The proposal has three primary objectives:

• Develop an automated pipeline (AISpector) to validate the quality of spectroscopic data by detecting and flagging artifacts.

• Create a non-parametric tool (ELMtool) for continuum and contamination subtraction from 2D spectra, optimized for extracting emission line maps.

• Deploy these tools on the Nexus Roman Science Platform for use by the broader Roman science community.

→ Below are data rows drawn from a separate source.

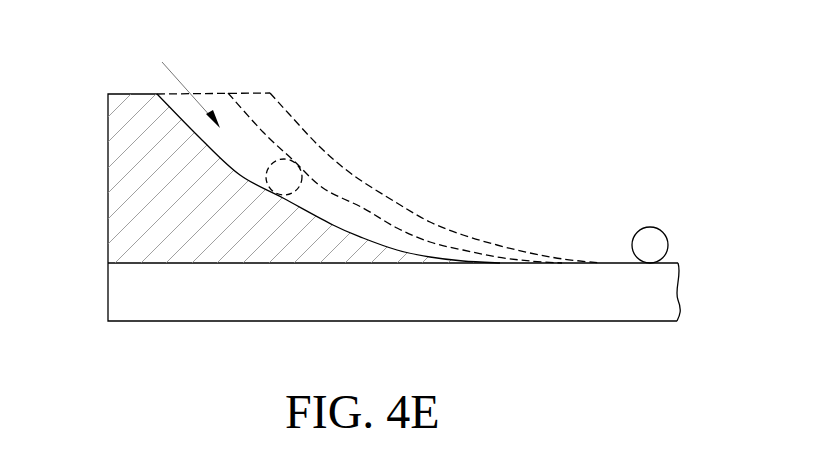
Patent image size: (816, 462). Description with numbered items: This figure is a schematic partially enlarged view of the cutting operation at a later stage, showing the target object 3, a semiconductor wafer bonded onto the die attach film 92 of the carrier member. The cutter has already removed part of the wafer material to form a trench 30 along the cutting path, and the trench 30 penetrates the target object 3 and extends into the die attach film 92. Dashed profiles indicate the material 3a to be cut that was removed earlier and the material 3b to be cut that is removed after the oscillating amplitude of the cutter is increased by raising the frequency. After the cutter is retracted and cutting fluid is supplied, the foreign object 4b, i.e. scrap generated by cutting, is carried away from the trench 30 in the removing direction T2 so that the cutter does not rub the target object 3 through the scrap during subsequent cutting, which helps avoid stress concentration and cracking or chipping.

The target object 3 is at (117, 202).
The trench 30 is at (203, 135).
The material to be cut 3a is at (353, 175).
The material to be cut 3b is at (263, 133).
The foreign object 4b is at (293, 170).
The die attach film 92 is at (116, 292).
The removing direction of scrap T2 is at (178, 75).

The plan of execution is structured into three key milestones. Milestone #1 involves launching a citizen science project with two workflows: one for annotating global, detector-level artifacts and another for object-based emission line verification and annotation. Milestone #2 focuses on training two deep learning models using the annotated data. The first model, AISpector (DL#1), is a supervised vision model that flags contaminated regions in 2D spectroscopic images and assign quality flag to automatically identified emission lines. The second model, ELMtool (DL#2), performs non-parametric subtraction of continuum and contamination to optimize emission line extraction. Milestone #3 culminates in the public deployment of these tools on the Nexus platform and demonstrates their scientific utility through applications such as extracting emission line maps from strongly lensed galaxies.

By integrating human expertise with machine learning, Roman’s AISpector and ELMtool aim to enhance the reliability and efficiency of slitless spectroscopic analyses, ensuring that the Roman Telescope’s vast and complex datasets yield the highest quality scientific results.